La revue littéraire et artistique

Sérotonine, Michel Houellebecq

Les romans de Houellebecq nous fascinent parce que nous nous intéressons bien plus au personnage public qu’à ses textes. On ne peut pas s’empêcher d’essayer de comprendre l’homme en lisant ses livres où l’on repère en effet des similitudes troublantes entre les éléments biographiques que nous connaissons sur l’auteur et les caractéristiques des personnages. Cela est vrai évidemment pour son nouveau roman Sérotonine. Ce petit jeu pathétique auquel nous nous livrons avec plus ou moins de promptitude, encouragés par les médias, me met mal à l’aise, me fait honte.

Je n’ai pas envie d’adopter la démarche un peu consensuelle qui consiste systématiquement à vanter le talent de l’auteur (d’autres écrivent mieux à mon sens) ou au contraire à démolir son œuvre avec perversité (il a un certain regard sur le monde donc si l’on ne partage pas sa vision, il suffit d’avoir l’honnêteté intellectuelle de ne plus acheter ses livres et de se taire). Chaque auteur a ses marottes.

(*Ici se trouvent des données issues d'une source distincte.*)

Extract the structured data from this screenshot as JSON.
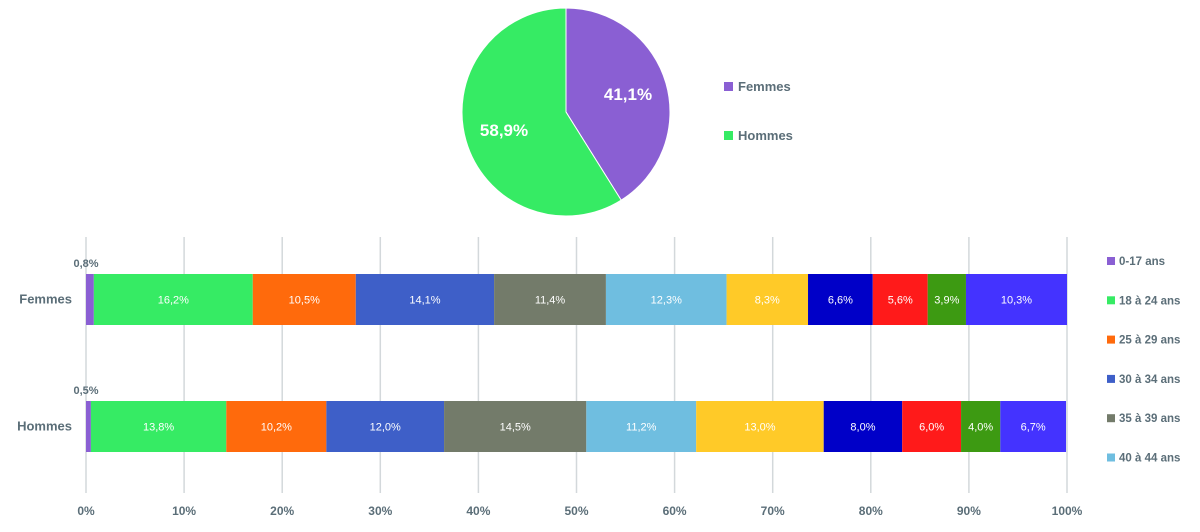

C’est le moins que l’on puisse dire avec Houellebecq. Sérotonine met en scène un quadragénaire dépressif et désabusé qui délaisse son travail et sa compagne, puis s’enferme tour à tour dans une maison isolée ou une chambre d’hôtel, pour faire l’amer constat de ses échecs amoureux. Comme toujours, le narrateur a cette même attirance pour les très jeunes femmes, cette même crudité dans le rapport à la chair : le corps n’est qu’un outil. Il a le même cynisme quant à la vanité des relations humaines fondées souvent sur des contingences et rarement sur des évidences (coups de foudre). On a toujours l’impression que l’écrivain, cette fois (et pas juste le narrateur), se soulage de ses pensées mortifères et sordides en mettant en scène ce qu’il y a de plus noir dans le cœur des hommes, ou en faisant ressurgir leurs peurs secrètes (perte de virilité, solitude, folie…).

L’auteur est un observateur mais ne délivre pas pour autant de réel jugement, ce qui peut être perturbant (je pense à la scène où l’on surprend un pédophile et une petite fille : il décrit, c’est tout), évidemment, le lecteur est libre de lire entre les lignes. Lire Houellebecq a assurément une fonction cathartique, on se purge de nos sinistres passions au spectacle des aventures pitoyables du narrateur. Je trouve cela peu glorieux, mais nécessaire en littérature. Pour autant, Houellebecq n’est pas dépourvu d’humour (noir ou auto-dérisoire), Sérotonine comprend quelques passages grinçants qui sont d’autant plus savoureux, puisque rares, le ton étant globalement très pessimiste. Je vous épargne la longue analyse sur le romantisme chez Houellebecq, si le romantisme consiste à faire volontairement échouer une relation pour se morigéner et se flageller de l’avoir altérée, alors, en effet, on est en plein dans la veine romantique. Quelques passages valent assurément le détour : ils proposent des réflexions clairvoyantes sur la nature humaine et les contradictions qui déchirent l’Homme. À l’instar de Huysmans les personnages de Houellebecq se roulent dans la fange et la concupiscence pour légitimer le constat amer et douloureux que la seule issue est le suicide, du moins symbolique (suicide social à la suite du dégoût que l’Homme inspire). Il faut se retirer pour ne plus rien ressentir et vivre sans passion. Cette quête de retraite spirituelle, voire religieuse, est récurrente dans l’œuvre de Houellebecq et nous interroge sur la nature profonde du message délivré.

Avec Sérotonine, une fois de plus, j’ai le sentiment que Houellebecq crée le trouble, joue avec l’ambiguïté et que l’on est content, benoîtement, de mordre à l’hameçon… Tout cela est bien innocent, au fond.

Sérotonine, Michel Houellebecq, Flammarion, janvier 2019.